In this work we investigate urban reconstruction and propose a complete and automatic framework for reconstructing urban areas from remote sensing data.

Firstly, we address the complex problem of semantic labeling and propose a novel network architecture named SegNeXT which combines the strengths of deep-autoencoders with feed-forward links in generating smooth predictions and reducing the number of learning parameters, with the effectiveness which cardinality-enabled residual-based building blocks have shown in improving prediction accuracy and outperforming deeper/wider network architectures with a smaller number of learning parameters. The network is trained with benchmark datasets and the reported results show that it can provide at least similar and in some cases better classification than state-of-the-art.

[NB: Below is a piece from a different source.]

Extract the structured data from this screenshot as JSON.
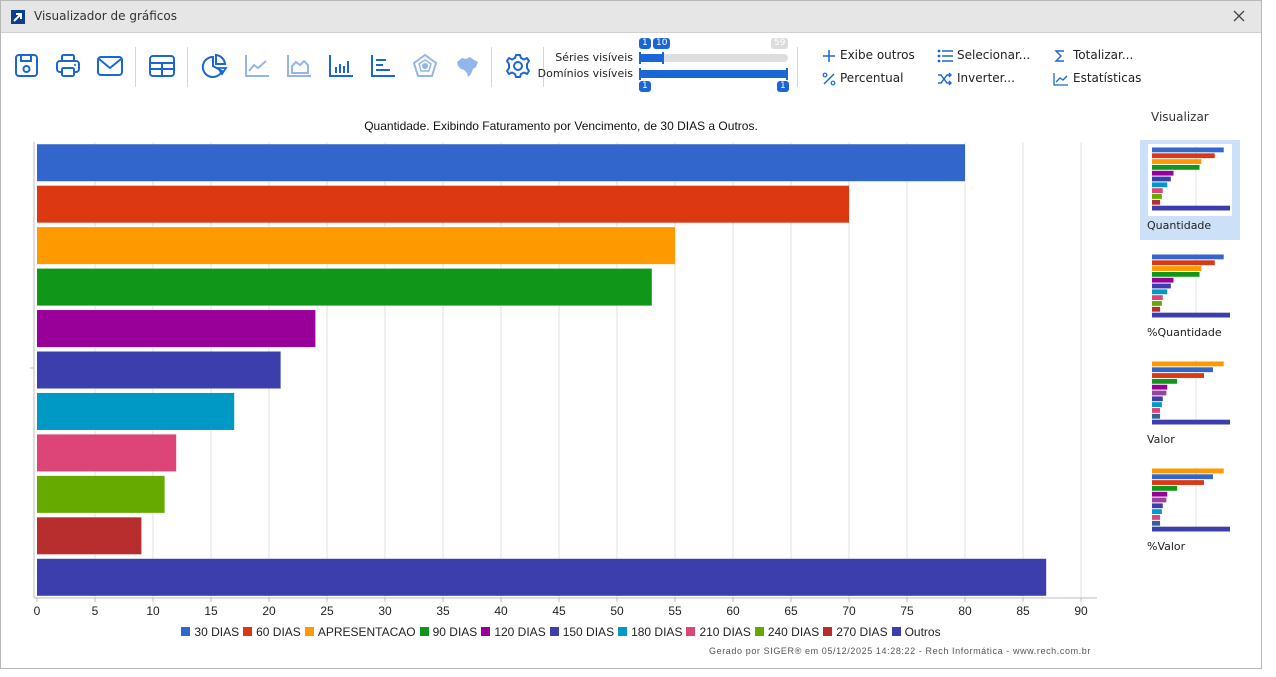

Secondly, we address the problem of urban reconstruction and propose a complete pipeline for automatically converting semantic labels into virtual representations of the urban areas. An agglomerative clustering is performed on the points according to their classification and results in a set of contiguous and disjoint clusters. Finally, each cluster is processed according to the class it belongs: tree clusters are substituted with procedural models, cars are replaced with simplified CAD models, buildings’ boundaries are extruded to form 3D models, and road, low vegetation, and clutter clusters are triangulated and simplified.

The result is a complete virtual representation of the urban area. The proposed framework has been extensively tested on large-scale benchmark datasets and the semantic labeling and reconstruction results are reported.